IMPÉRIEUSE URGENCE DE DOTER LA RDC D’UNE INSPECTION GÉNÉRALE D’ETAT « IGE » (Tribune)

7 mars 2020 1 Par Grandjournalcd.net

La bonne gouvernance doit quitter le champ de la politique-folklore pour devenir l’enjeu crucial de l’émergence du pays. Celui-ci appelle des réformes urgentes et audacieuses visant à placer le pays en ordre de bataille de la gouvernance compétitive. Parmi les innovations attendues se trouve en pole position la création de l’Inspection Générale d’Etat (IGE). Cette institution de l’ordre administratif supérieur, du reste stratégique et opérationnelle partout ailleurs, manque cruellement à notre pays. En effet, l’interpellation en cascade par la justice des dirigeants d’entreprises dans le cadre des travaux des 100 jours du président de la république suscite des questionnements sur la qualité de la gouvernance de notre Etat. Il se révèle à l’analyse qu’il règne dans le processus du management public un laisser-aller digne d’une république bananière.

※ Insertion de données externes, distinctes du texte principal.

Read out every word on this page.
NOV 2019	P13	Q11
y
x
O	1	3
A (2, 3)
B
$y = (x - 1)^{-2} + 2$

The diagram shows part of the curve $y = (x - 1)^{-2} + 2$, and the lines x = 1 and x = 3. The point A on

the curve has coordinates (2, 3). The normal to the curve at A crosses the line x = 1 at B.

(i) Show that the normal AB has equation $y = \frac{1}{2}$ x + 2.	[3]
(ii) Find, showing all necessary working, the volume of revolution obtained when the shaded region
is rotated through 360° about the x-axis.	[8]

L’IGE ou le gendarme idéal.

Dans un contexte où l’IGE existe avec les pouvoirs régaliens que lui reconnait la loi, « la peur du gendarme » ferait déjà le ménage en amont de toutes les anomalies constatées ça et là. Ainsi, s’avère-t-il indiqué d’attaquer le mal à sa racine en comblant ce vide qui ne peut s’expliquer dans un pays moderne. Cette préoccupation avait certe, déjà trouvé un début de solution sous le président Joseph Kabila. En son temps, il avait nommé un conseiller spécial en matière de bonne gouvernance et lutte contre la corruption, le blanchissement des capitaux…… Évidemment, cette mission était appelée à subir une mutation institutionnelle. Lorsqu’elle fonctionne à plein régime l’IGE est un facteur de valeur ajoutée monétaire et non monétaire à l’ensemble de l’économie du pays.

Quelles sont les missions de l’IGE ?

En fait, les missions de l’IGE sont celles de vérification, d’investigation, d’enquête, d’audit des services publics, d’évaluation des politiques publiques, d’études et de recherches sur la gouvernance moderne. Fondamentalement, l’inspection Générale d’État s’attache, dans l’accomplissement de sa mission de veille et d’alerte, à contribuer, à préserver et mieux faire appliquer les grands principes, ainsi que les valeurs cardinales de l’Administration publique, tels qu’ils sont consacrés, notamment par les lois et règlements en vigueur. C’est un outil de gouvernance politique et de contrôle d’une grande efficacité et de capacité de dissuasion indéniable, car elle est soumise elle-même à l’exigence du contrôle qualité suivant les normes universelles. Cette institution est de tradition animée par une équipe d’élites rigoureusement sélectionnées.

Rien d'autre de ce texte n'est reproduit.